What if Google categorizes Patch.com as a 'content farm?'

Last Friday Google made a major announcement: Focus on improving search results has shifted from "pure webspam" to "content farms." The latter are sites with shallow or low-quality content, websites that try to cheat their way into first page of search results. Google sees these sites as junk.

Read more here
http://www.ojr.org/ojr/people/pekkapekkala/201101/1933/


----------



## vermontpainter (Dec 24, 2007)

How do we go back and unspin all those junk articles we have all spun online?


----------



## jack pauhl (Nov 10, 2008)

vermontpainter said:


> How do we go back and unspin all those junk articles we have all spun online?


How will people know how to hire a paint contractor now?


----------



## Mod Paint Works (Jul 2, 2010)

Thanks for that article:thumbup:


----------



## vermontpainter (Dec 24, 2007)

This really sucks. I had just found a site the other day for forum addicts.

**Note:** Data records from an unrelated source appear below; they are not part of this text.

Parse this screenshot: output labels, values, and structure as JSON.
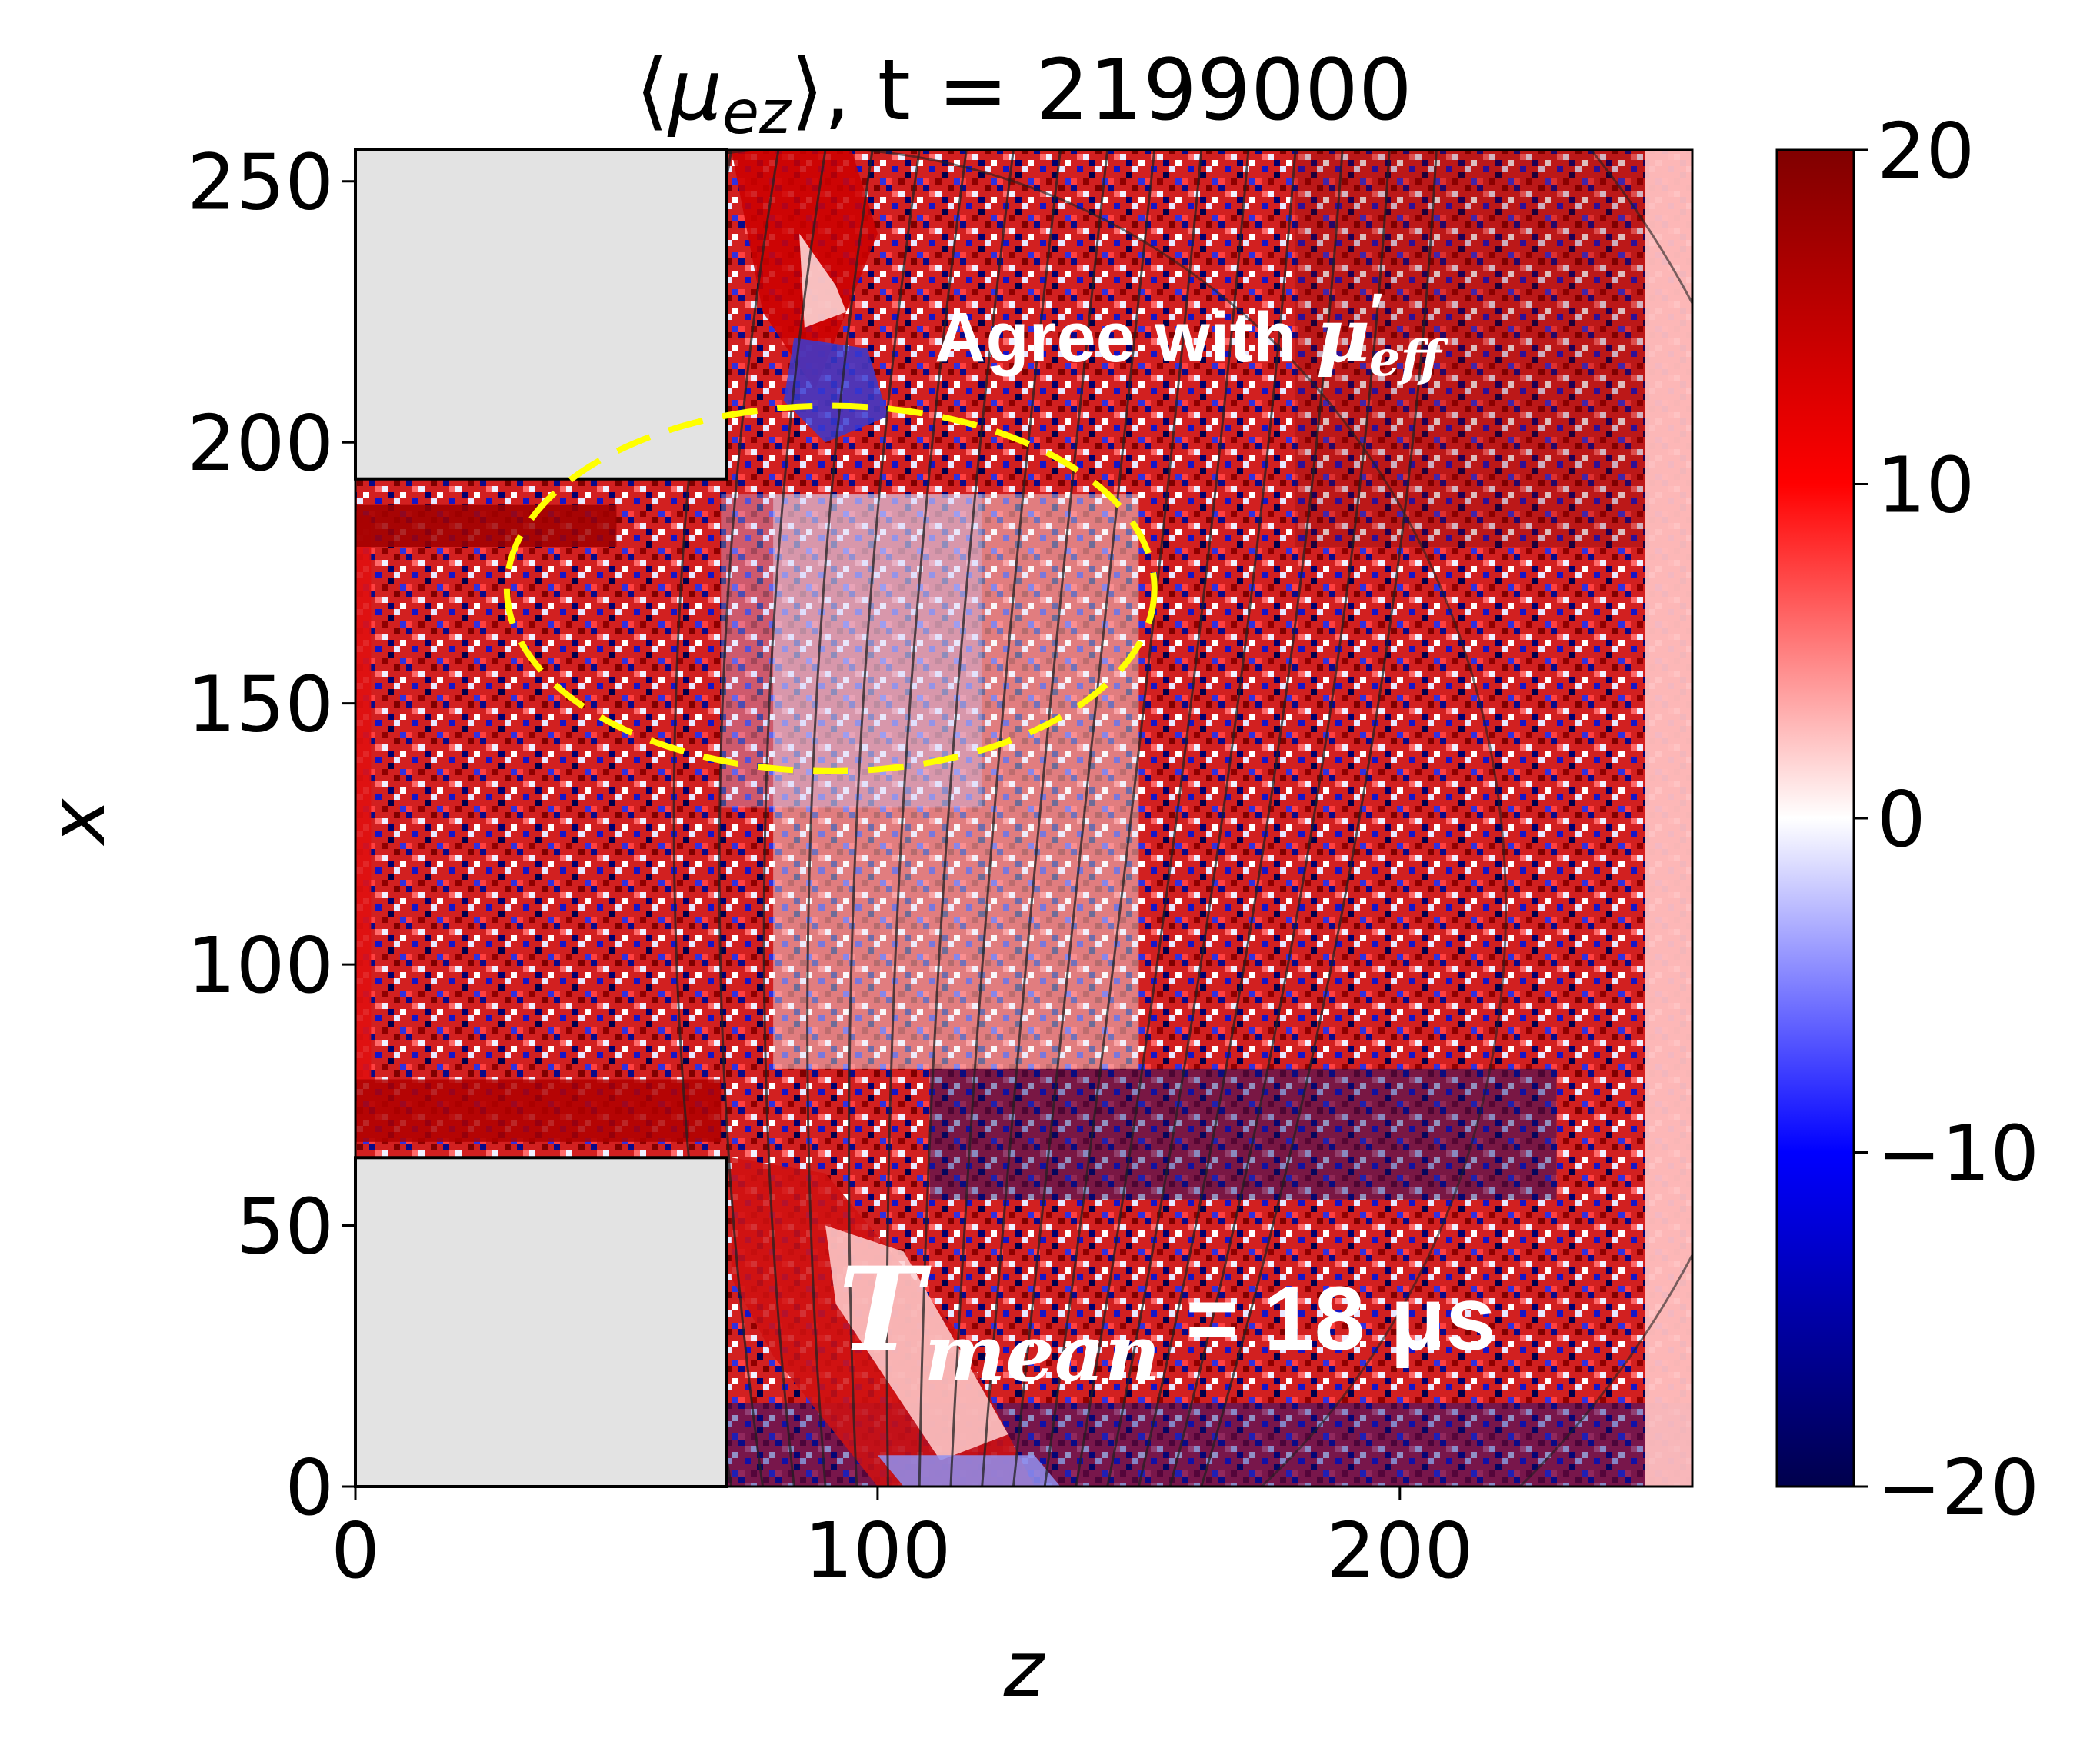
{
  "chart_data": {
    "type": "heatmap",
    "title_parts": {
      "open": "⟨",
      "mu": "μ",
      "sub": "ez",
      "close": "⟩",
      "rest": ", t = 2199000"
    },
    "xlabel": "z",
    "ylabel": "x",
    "xlim": [
      0,
      256
    ],
    "ylim": [
      0,
      256
    ],
    "xticks": [
      0,
      100,
      200
    ],
    "yticks": [
      0,
      50,
      100,
      150,
      200,
      250
    ],
    "colormap": "seismic",
    "colors": {
      "low": "#00004c",
      "mid_low": "#0000ff",
      "mid": "#ffffff",
      "mid_high": "#ff0000",
      "high": "#800000",
      "mask": "#e3e3e3",
      "ellipse": "#ffff00",
      "contour": "#222222"
    },
    "colorbar": {
      "min": -20,
      "max": 20,
      "ticks": [
        -20,
        -10,
        0,
        10,
        20
      ],
      "tick_labels": [
        "−20",
        "−10",
        "0",
        "10",
        "20"
      ]
    },
    "masked_regions": [
      {
        "name": "upper-electrode",
        "z": [
          0,
          71
        ],
        "x": [
          193,
          256
        ]
      },
      {
        "name": "lower-electrode",
        "z": [
          0,
          71
        ],
        "x": [
          0,
          63
        ]
      }
    ],
    "ellipse": {
      "center_z": 91,
      "center_x": 172,
      "radius_z": 62,
      "radius_x": 35,
      "style": "dashed"
    },
    "annotations": {
      "agree": {
        "text": "Agree with ",
        "mu": "μ",
        "prime": "′",
        "sub": "eff"
      },
      "tmean": {
        "T": "T",
        "sub": "mean",
        "rest": " = 18 μs"
      }
    }
  }
}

In a nutshell, if you send them a folder with 10,000 of your posts and all your screennames, passwords and forum sites you visit, they can run it all through a grammatical pattern simulator and a thought recognition software, then lock you out from participation in any of the forums, but allow your thoughts to continue to be shared going forward, based on what they have been in the past. They sent me some samples of what my posts would be like, and it was pretty cool. I guess you could call it like forum persona cloning or something. I was really looking forward to leaving forum life behind. 

I swear to God this place is the Hotel California.


----------



## y.painting (Jul 19, 2009)

vermontpainter said:


> How do we go back and unspin all those junk articles we have all spun online?


Last I remember, Brian was advocating spinning articles using a piece of software. 

All should be warned before the last of that spun-article BS back-link juice is sucked out with a giant google straw :jester:


----------